Now here I am waiting when I should be sleeping, or at least trying to sleep.
Wow, that was kind of pointless. Oh well.
|Friday, May 7th, 2004|
Well, as I wait, I figure I'll post a little something else up here. But what? I know... food. It seems that after 10 years in this city I've become something of an expert on Atlanta's restaurants. People are always asking me for suggestions for good eating places. This forum seems as good as any for sharing some of my well-earned knowledge.
I'll start with La Fonda. I ate there just the other day so it's still fresh in my memory.
La Fonda is a local Atlanta chain, owned by the same folks who own Fillini's Pizza. In fact you will usually find one next door to the other (so if you dining partner isn't in the mood for Caribbean/ Mexican they can always pop next door for a slice). There are several locations around the Atlanta area - Roswell Road, Peachtree next to Lefont movie theater, and at least one other that I can't recall. The best one used to be in Little 5 Points but it is long gone and has been replaced by a pretty decent tapas joint.
When eating at La Fonda I highly recommend sticking with the quesadillas or the paella. The cuban sandwiches are OK, but if you want Cuban I can recommend FAR better. Apologies but I don't remember the Spanish names, but the corn & jalapeno, spanish sausage, and shrimp and spinach (the choice of myself and my dining partner on our last outing) are all awesome. One of the great things about this place is that the seafood is always fresh! The shrimp was absolutely perfect, with not even a hint of the fishiness shrimp can sometimes have. The chips and salsa are also of note at La Fonda. The chips need a little salt, but otherwise are among my favorites in the city. The salsa is flavorful and spicy, but won't overwhelm even those with a delicate palate. The paella is also really good, especially for the price. The chicken pieces in the paella have a lightly smoked flavor and literally falls off the bone. And finally there is the sangria. I don't often drink alcohol with lunch, but the sangria at La Fonda usually proves to be too much of a temptation. It even has fresh chunks of fruit soaked in the wine and juice mixture. Awesome stuff! All locations (that I have been to) have both indoor and outdoor seating. If the weather is nice, I highly recommend sittng outside.

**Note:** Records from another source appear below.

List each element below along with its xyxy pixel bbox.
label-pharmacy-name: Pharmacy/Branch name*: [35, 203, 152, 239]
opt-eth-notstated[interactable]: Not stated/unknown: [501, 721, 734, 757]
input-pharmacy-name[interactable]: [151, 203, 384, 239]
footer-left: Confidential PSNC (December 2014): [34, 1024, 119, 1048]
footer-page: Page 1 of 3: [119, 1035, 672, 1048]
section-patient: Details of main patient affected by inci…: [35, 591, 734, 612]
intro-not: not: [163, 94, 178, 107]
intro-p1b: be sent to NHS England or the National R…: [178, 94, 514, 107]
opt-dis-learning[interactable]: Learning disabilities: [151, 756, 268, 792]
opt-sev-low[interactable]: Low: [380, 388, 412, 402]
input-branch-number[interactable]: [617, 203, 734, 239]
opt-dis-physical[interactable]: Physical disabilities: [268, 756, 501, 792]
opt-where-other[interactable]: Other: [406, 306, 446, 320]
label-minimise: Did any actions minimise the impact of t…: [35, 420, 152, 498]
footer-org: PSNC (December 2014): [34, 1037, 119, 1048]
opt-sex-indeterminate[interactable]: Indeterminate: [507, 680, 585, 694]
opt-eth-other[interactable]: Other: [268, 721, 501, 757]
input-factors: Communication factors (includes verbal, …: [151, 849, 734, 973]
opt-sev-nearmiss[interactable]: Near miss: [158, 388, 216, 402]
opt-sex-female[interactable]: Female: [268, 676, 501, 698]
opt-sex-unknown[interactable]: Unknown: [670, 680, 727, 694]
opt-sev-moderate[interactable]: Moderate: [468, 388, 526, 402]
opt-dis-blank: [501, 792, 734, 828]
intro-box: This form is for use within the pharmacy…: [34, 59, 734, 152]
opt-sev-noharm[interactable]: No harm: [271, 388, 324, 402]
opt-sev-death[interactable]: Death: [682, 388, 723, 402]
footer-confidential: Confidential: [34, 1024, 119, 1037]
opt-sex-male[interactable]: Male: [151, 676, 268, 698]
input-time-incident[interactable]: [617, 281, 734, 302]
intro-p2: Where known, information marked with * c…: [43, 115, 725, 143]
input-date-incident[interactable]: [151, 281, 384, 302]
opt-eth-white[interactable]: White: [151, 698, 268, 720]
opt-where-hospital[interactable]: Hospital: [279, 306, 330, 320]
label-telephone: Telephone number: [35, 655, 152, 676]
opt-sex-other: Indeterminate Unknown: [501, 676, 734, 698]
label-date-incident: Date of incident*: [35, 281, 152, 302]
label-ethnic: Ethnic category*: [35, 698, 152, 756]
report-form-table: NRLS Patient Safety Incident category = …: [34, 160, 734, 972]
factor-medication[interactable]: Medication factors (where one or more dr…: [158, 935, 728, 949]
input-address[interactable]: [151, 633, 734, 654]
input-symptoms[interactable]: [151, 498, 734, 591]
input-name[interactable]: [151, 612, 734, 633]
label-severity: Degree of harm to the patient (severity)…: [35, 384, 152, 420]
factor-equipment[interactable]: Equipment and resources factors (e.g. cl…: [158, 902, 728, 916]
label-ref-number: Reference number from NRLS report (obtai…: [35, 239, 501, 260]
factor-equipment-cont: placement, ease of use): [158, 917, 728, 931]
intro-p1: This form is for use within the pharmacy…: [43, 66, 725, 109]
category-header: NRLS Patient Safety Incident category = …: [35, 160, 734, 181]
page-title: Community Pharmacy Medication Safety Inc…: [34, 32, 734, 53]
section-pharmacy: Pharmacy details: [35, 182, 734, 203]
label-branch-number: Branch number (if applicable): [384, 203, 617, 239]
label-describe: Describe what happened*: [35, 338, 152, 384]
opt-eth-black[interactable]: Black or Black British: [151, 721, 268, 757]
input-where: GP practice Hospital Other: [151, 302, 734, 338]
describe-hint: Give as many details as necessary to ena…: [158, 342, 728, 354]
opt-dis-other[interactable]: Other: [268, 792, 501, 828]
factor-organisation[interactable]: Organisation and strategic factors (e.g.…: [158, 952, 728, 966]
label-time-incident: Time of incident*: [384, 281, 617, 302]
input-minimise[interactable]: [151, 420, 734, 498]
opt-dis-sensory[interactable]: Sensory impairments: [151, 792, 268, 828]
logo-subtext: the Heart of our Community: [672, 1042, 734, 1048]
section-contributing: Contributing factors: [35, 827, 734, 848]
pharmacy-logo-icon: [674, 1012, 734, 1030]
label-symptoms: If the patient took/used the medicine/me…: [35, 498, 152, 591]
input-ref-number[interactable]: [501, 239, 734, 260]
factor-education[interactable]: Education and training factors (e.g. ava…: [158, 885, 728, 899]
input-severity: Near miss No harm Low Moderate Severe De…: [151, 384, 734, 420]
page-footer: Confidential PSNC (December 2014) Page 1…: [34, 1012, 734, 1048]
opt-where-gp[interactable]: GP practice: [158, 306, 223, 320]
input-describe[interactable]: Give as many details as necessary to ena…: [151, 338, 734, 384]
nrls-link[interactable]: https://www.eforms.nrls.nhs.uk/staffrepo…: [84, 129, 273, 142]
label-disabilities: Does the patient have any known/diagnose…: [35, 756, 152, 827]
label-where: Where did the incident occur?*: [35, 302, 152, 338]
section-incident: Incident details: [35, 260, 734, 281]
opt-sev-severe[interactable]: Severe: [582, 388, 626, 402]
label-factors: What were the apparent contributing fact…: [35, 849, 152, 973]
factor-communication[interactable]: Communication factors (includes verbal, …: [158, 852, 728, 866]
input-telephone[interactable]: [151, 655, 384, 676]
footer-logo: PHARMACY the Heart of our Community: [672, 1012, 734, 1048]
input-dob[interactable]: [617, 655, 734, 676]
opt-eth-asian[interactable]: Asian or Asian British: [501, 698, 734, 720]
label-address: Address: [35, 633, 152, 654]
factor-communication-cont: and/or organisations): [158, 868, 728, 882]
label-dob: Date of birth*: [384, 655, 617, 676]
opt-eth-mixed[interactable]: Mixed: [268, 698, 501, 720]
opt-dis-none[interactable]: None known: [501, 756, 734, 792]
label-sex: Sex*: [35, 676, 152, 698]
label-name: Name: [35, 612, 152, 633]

Well, thats all for this edition.... Current Mood: bored
|Wednesday, May 5th, 2004|
One has to wonder what it is that drive a person to spend vast amounts of time energy creating something that will waste the time of countless other people and cause them suffering. Is it the result of an out-of-control ego? Lack of empathy? Sheer ignorance? Or all of the above....? I can, to some extent, understand hacking... it is a basic human drive to explore the unknown. And I suppose I can even empathize with the desire to wield wanton destruction upon corporate giants in cyberspace. But beyond that I am lost. What could cause someone to desire to wreak havoc with thousands of people around the world? Hopefully I will never know. Current Mood: aggravated
|Tuesday, May 4th, 2004|
I'm not sure how many people will ever see this. But here I am. Please don't be expecting deep insights into my psyche or day-to-day facts about my life. I'm not even sure what I'll be posting here. I guess we'll just have to wait and find out. Random thoughts, observations visions and maybe even a little bit about myself... if you look closely.